Archie Bradley of the Arizona Diamondbacks pitches at Chase Field on April 9. His job is about to get a little easier. (Christian Petersen/Getty Images)

The Arizona Diamondbacks have a problem. They hit too many home runs — and so do their opponents. Nice problem to have, right? If you want baseball to be fair across stadiums, not really.

The air is very dry in Phoenix. At Chase Field, the Arizona Diamondbacks home turf, that translates into more home runs. Drying out baseballs makes them more bouncy — they launch off the side of a bat with more intensity than at other stadiums.

To combat the effect, the Diamondbacks have purchased a humidor, according to the blog Inside the ‘Zona. A humidor triggers stereotypical images of Cuban cigars and smoky rooms, but this humidor is more than a box. It’s basically a refrigerator, except it also maintains a constant humidity. The Colorado Rockies have been using one for 15 years.

Just like the Rockies, the Diamondbacks will set their humidor to 70 degrees and 50 percent humidity.

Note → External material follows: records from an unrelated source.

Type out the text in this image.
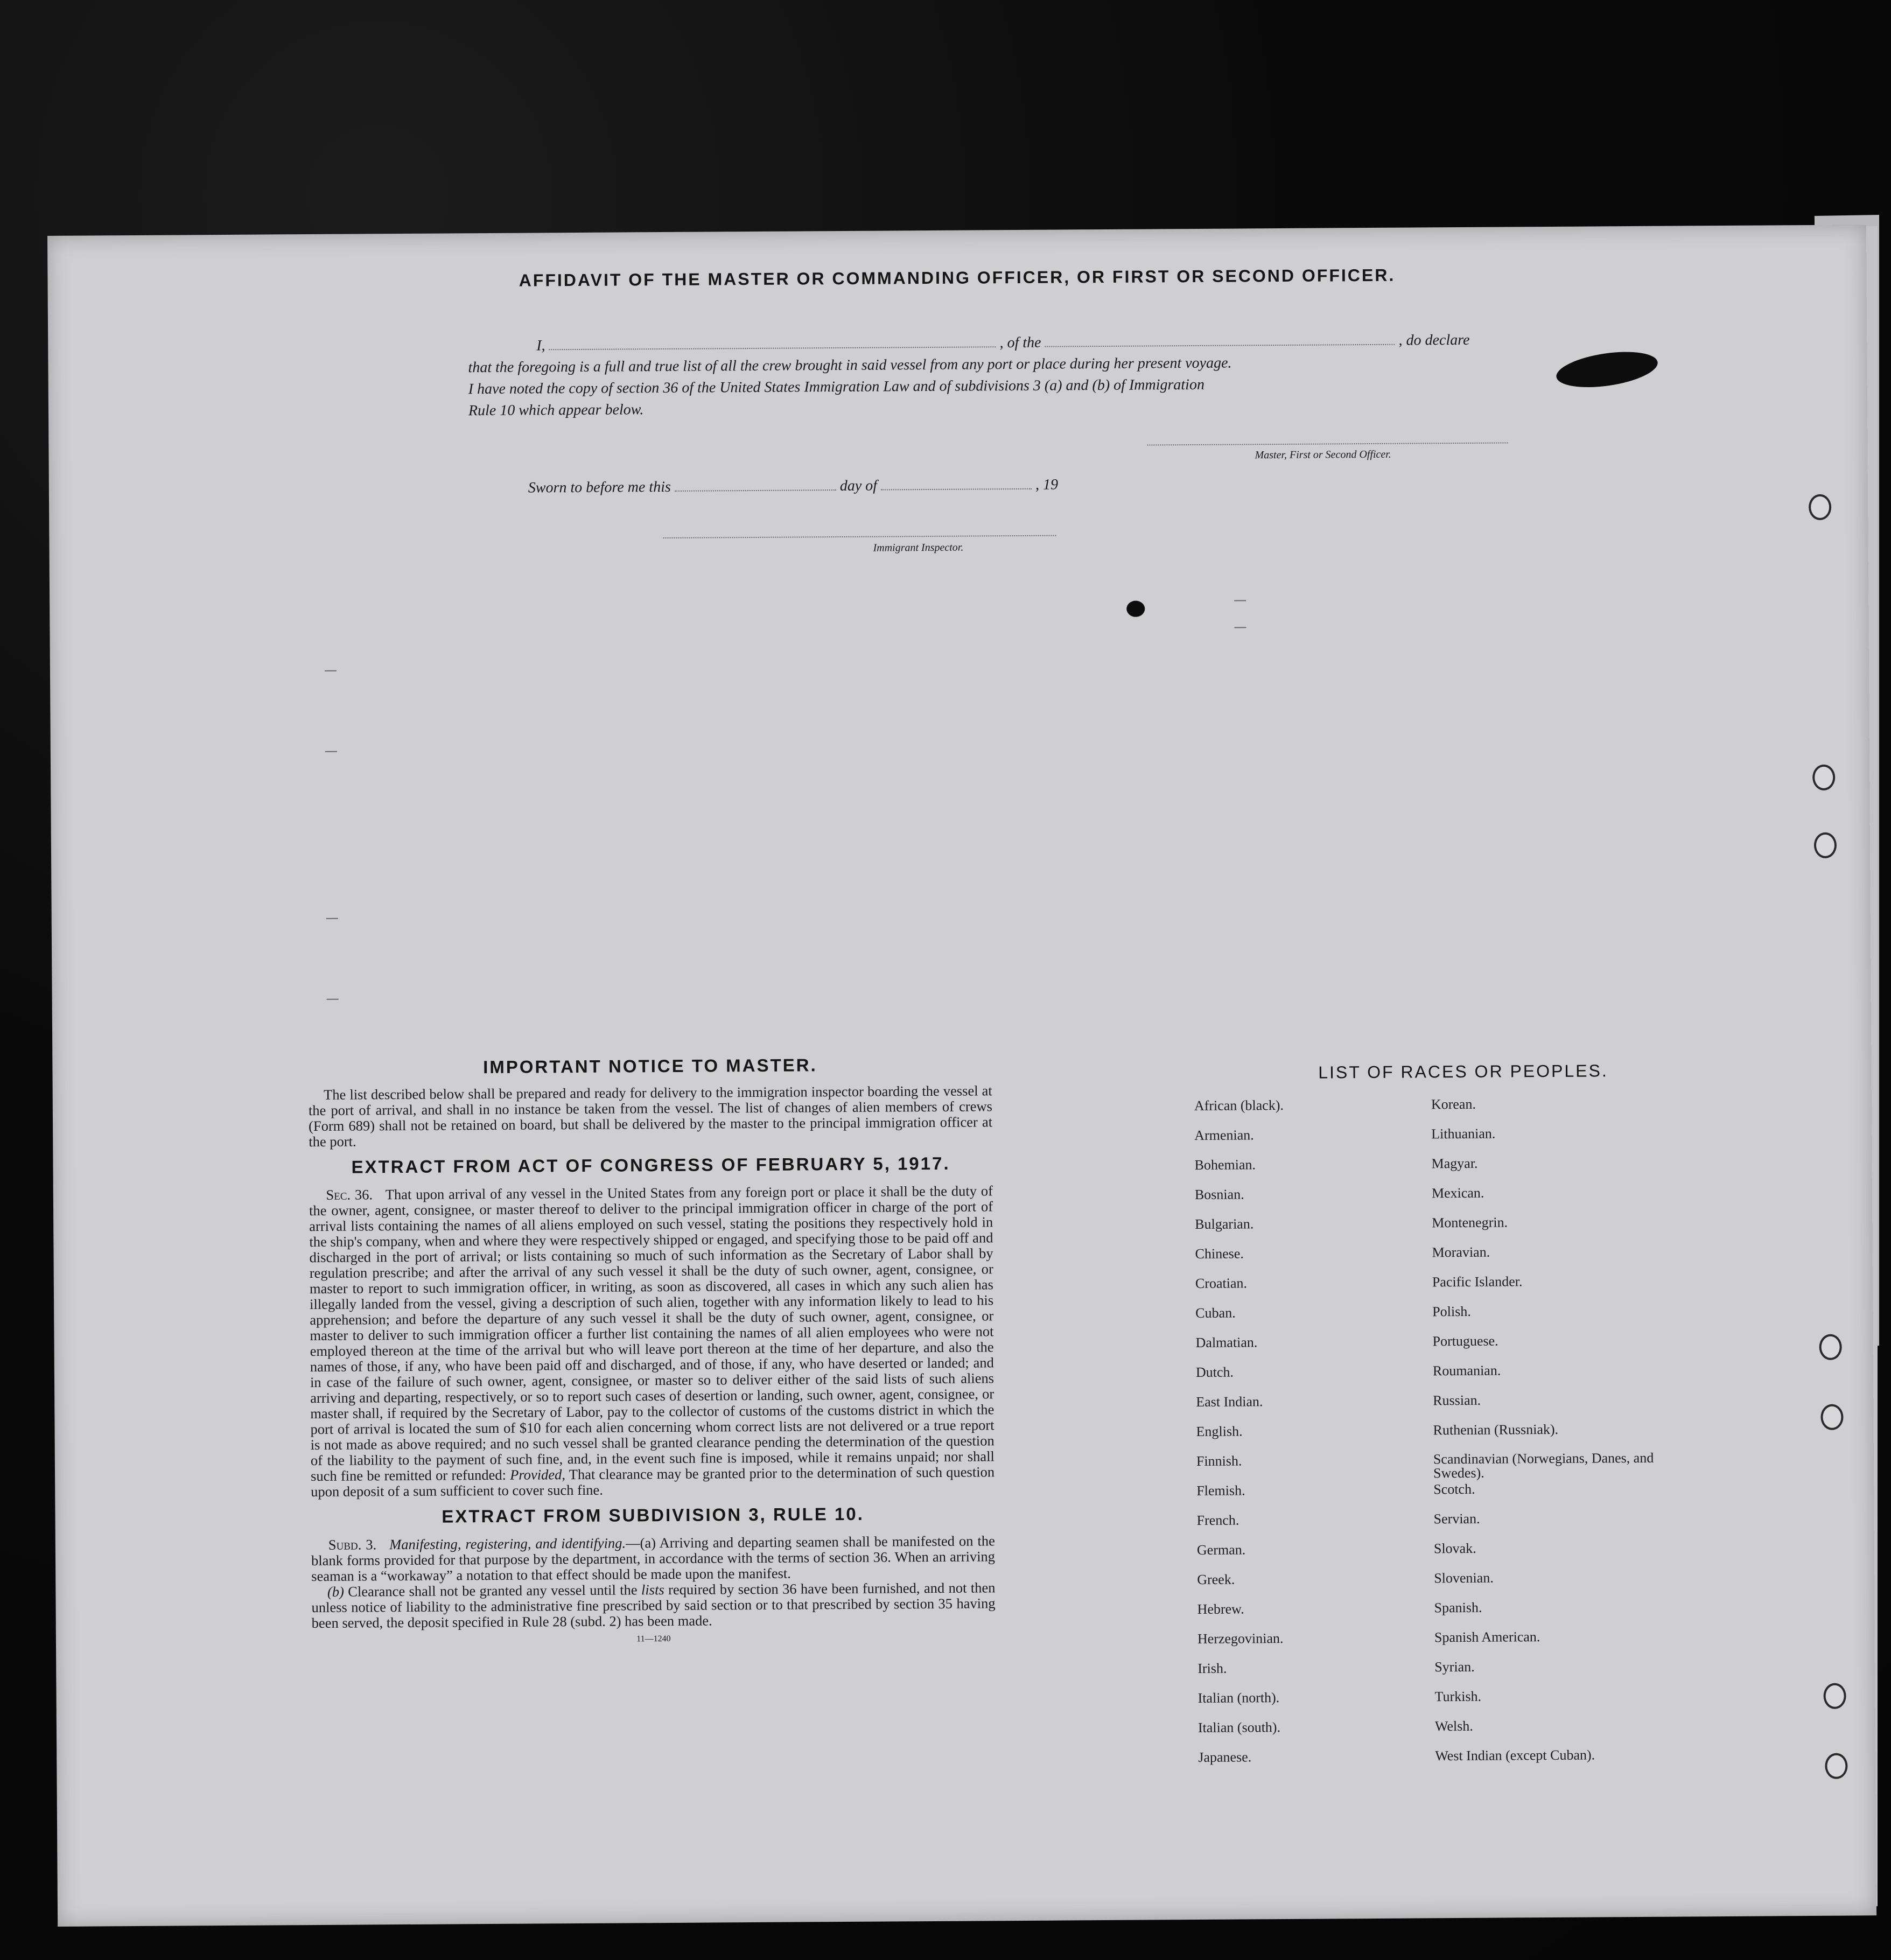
AFFIDAVIT OF THE MASTER OR COMMANDING OFFICER, OR FIRST OR SECOND OFFICER.
I,	, of the	, do declare
that the foregoing is a full and true list of all the crew brought in said vessel from any port or place during her present voyage.
I have noted the copy of section 36 of the United States Immigration Law and of subdivisions 3 (a) and (b) of Immigration
Rule 10 which appear below.
Master, First or Second Officer.
Sworn to before me this	day of	, 19
Immigrant Inspector.
IMPORTANT NOTICE TO MASTER.

The list described below shall be prepared and ready for delivery to the immigration inspector boarding the vessel at the port of arrival, and shall in no instance be taken from the vessel. The list of changes of alien members of crews (Form 689) shall not be retained on board, but shall be delivered by the master to the principal immigration officer at the port.

EXTRACT FROM ACT OF CONGRESS OF FEBRUARY 5, 1917.

Sec. 36. That upon arrival of any vessel in the United States from any foreign port or place it shall be the duty of the owner, agent, consignee, or master thereof to deliver to the principal immigration officer in charge of the port of arrival lists containing the names of all aliens employed on such vessel, stating the positions they respectively hold in the ship's company, when and where they were respectively shipped or engaged, and specifying those to be paid off and discharged in the port of arrival; or lists containing so much of such information as the Secretary of Labor shall by regulation prescribe; and after the arrival of any such vessel it shall be the duty of such owner, agent, consignee, or master to report to such immigration officer, in writing, as soon as discovered, all cases in which any such alien has illegally landed from the vessel, giving a description of such alien, together with any information likely to lead to his apprehension; and before the departure of any such vessel it shall be the duty of such owner, agent, consignee, or master to deliver to such immigration officer a further list containing the names of all alien employees who were not employed thereon at the time of the arrival but who will leave port thereon at the time of her departure, and also the names of those, if any, who have been paid off and discharged, and of those, if any, who have deserted or landed; and in case of the failure of such owner, agent, consignee, or master so to deliver either of the said lists of such aliens arriving and departing, respectively, or so to report such cases of desertion or landing, such owner, agent, consignee, or master shall, if required by the Secretary of Labor, pay to the collector of customs of the customs district in which the port of arrival is located the sum of $10 for each alien concerning whom correct lists are not delivered or a true report is not made as above required; and no such vessel shall be granted clearance pending the determination of the question of the liability to the payment of such fine, and, in the event such fine is imposed, while it remains unpaid; nor shall such fine be remitted or refunded: Provided, That clearance may be granted prior to the determination of such question upon deposit of a sum sufficient to cover such fine.

EXTRACT FROM SUBDIVISION 3, RULE 10.

Subd. 3. Manifesting, registering, and identifying.—(a) Arriving and departing seamen shall be manifested on the blank forms provided for that purpose by the department, in accordance with the terms of section 36. When an arriving seaman is a “workaway” a notation to that effect should be made upon the manifest.

(b) Clearance shall not be granted any vessel until the lists required by section 36 have been furnished, and not then unless notice of liability to the administrative fine prescribed by said section or to that prescribed by section 35 having been served, the deposit specified in Rule 28 (subd. 2) has been made.

11—1240
LIST OF RACES OR PEOPLES.
African (black).
Armenian.
Bohemian.
Bosnian.
Bulgarian.
Chinese.
Croatian.
Cuban.
Dalmatian.
Dutch.
East Indian.
English.
Finnish.
Flemish.
French.
German.
Greek.
Hebrew.
Herzegovinian.
Irish.
Italian (north).
Italian (south).
Japanese.
Korean.
Lithuanian.
Magyar.
Mexican.
Montenegrin.
Moravian.
Pacific Islander.
Polish.
Portuguese.
Roumanian.
Russian.
Ruthenian (Russniak).
Scandinavian (Norwegians, Danes, and Swedes).
Scotch.
Servian.
Slovak.
Slovenian.
Spanish.
Spanish American.
Syrian.
Turkish.
Welsh.
West Indian (except Cuban).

For those keeping score, that’s a dew point of roughly 50 degrees. I love it when the math is simple.

That is a stark increase in air moisture compared with what these balls are typically stored in. Just look at the forecast for Phoenix on Monday — the temperature is going to be 88 degrees and the dew point will be a parching 22 degrees at 7 p.m. Put those figures together in the ol’ humidity calculator and you get a whopping 9 percent.

No doubt about it — the Diamondbacks’ baseballs need to absorb some moisture, particularly if they want their stadium conditions to be comparable to others in the league.

The science of mushy baseballs is pretty intuitive. Imagine taking a dry, round sponge and throwing it at the wall. It bounces off the wall and maybe again off the floor and then rolls to a stop in the corner. Now, get that sponge a little wet and do the same thing. Splat, right? Not so bouncy.

Another (kind of bad) analogy is a fully inflated basketball vs. one that’s lost some air. Moisture in a baseball has the same effect as releasing air from a basketball.

Inside, which has been lobbying for a humidor for a long time, explains how this is going to affect play at Chase Field:

  • The ball weighs more, so distance is reduced when balls are put into play, and
  • Because balls are relatively “wetter,” they become “mushier” upon impact, reducing the amount of force transferred to the ball from the bat, and
  • Pitchers should have a better grip on the baseball, helping induce more spin

If you’re still skeptical humidity can truly change the outcome of a baseball game, you should crunch the numbers.

Using a “cheating in baseball” study from researchers at the University of Illinois, Inside calculated how the new squishy wet baseballs would affect the home run figure at Chase Field. They took the 2013 home run number — 146 — and reduced it by 37 percent (plus or minus 6.5 percent for error). That would be somewhere between 82 and 101 home runs in 2013. It’s a major change.

Thought about in another way, small changes in humidity can effectively change the distance of the outfield fence. Beyondtheboxscore.com published a nice chart in 2014 that shows the differences in effective home run distance when you factor in humidity.

There are a lot of different ways to slice this pie, but the results will be the same. Once the humidor is installed at Chase Field, epic home run tallies will be a thing of the past.